While global growth may partly explain the persistent deficit, it does not explain why UK export growth has been the slowest in the G7 since 2008. The Committee says that companies are being held back by the UK's weak global brand as an exporter, onerous procedure, generic advice and a confusing landscape of support.
The Committee has set out the findings from its inquiry into Exports and the role of UK Trade and Investment, replaced by DIT in July, in a letter from the Chair, Iain Wright MP, to Angus MacNeil MP, Chair of the International Trade Committee, which met for the first time in public on Tuesday (29 November).
Iain Wright MP, Chair of the Business, Energy and Industrial Strategy Committee, said:
"The UK has lagged behind other major economies when it comes to exports for far too long but the establishment of the Department for International Trade provides an excellent opportunity to change this.
The Committee wants to see the Government not only provide clear and accessible support and advice to new and established exporters but also market the UK as an export brand around the world as it.
We hope the International Trade Committee will be able to build on our findings and continue to scrutinise the Government as it looks to overcome the challenges and take advantage of the opportunities arising from Britain's decision to leave the European Union."
BEIS Committee findings include:
- UKTI's previous operating model had significant flaws and required transformational change in order for it to be fully fit for purpose. The establishment of the new Department for International Trade offers a major opportunity to achieve this.
- The UK is good at attracting inward investment but it does not have a strong brand as an exporter. The Government, however, does have high social capital abroad, which can open doors for businesses that may otherwise remain closed.

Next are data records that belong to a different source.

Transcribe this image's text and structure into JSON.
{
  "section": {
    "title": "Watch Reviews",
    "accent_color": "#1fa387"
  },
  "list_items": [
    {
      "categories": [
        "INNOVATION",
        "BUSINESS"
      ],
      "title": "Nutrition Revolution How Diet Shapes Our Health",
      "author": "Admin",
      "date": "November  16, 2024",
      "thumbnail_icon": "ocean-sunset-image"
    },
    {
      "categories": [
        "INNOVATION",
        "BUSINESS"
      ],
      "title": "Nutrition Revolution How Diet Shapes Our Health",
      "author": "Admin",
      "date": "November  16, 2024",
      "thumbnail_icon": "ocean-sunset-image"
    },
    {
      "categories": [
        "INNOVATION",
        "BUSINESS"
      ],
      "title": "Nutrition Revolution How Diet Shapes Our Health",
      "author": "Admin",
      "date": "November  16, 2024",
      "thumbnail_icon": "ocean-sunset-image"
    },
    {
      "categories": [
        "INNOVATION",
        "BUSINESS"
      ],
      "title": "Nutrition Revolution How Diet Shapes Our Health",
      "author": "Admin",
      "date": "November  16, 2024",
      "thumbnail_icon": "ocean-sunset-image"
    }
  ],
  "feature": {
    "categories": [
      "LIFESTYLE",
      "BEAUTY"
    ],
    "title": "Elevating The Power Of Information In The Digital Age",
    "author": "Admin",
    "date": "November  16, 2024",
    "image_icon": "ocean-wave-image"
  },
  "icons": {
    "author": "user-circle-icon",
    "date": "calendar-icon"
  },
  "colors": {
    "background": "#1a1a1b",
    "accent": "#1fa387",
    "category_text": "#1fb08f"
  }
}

- UK procedures are more onerous than those enforced elsewhere and could be placing companies here at a disadvantage. A route to get clearer advice on export requirements could benefit businesses.
- Companies highly value face-to-face advice and are concerned that online advice is too generic and high level. The support landscape is also confusing, with national and local government and trade often acting in competition rather than collaboration. The new Department could produce a clear map setting out the support available in one place.
- The Government must address an inherent tension between its headline targets of increasing both the volume and value of UK exports. Supporting more established exporters is likely to drive up the value of UK exports but not necessarily increase the number of exports.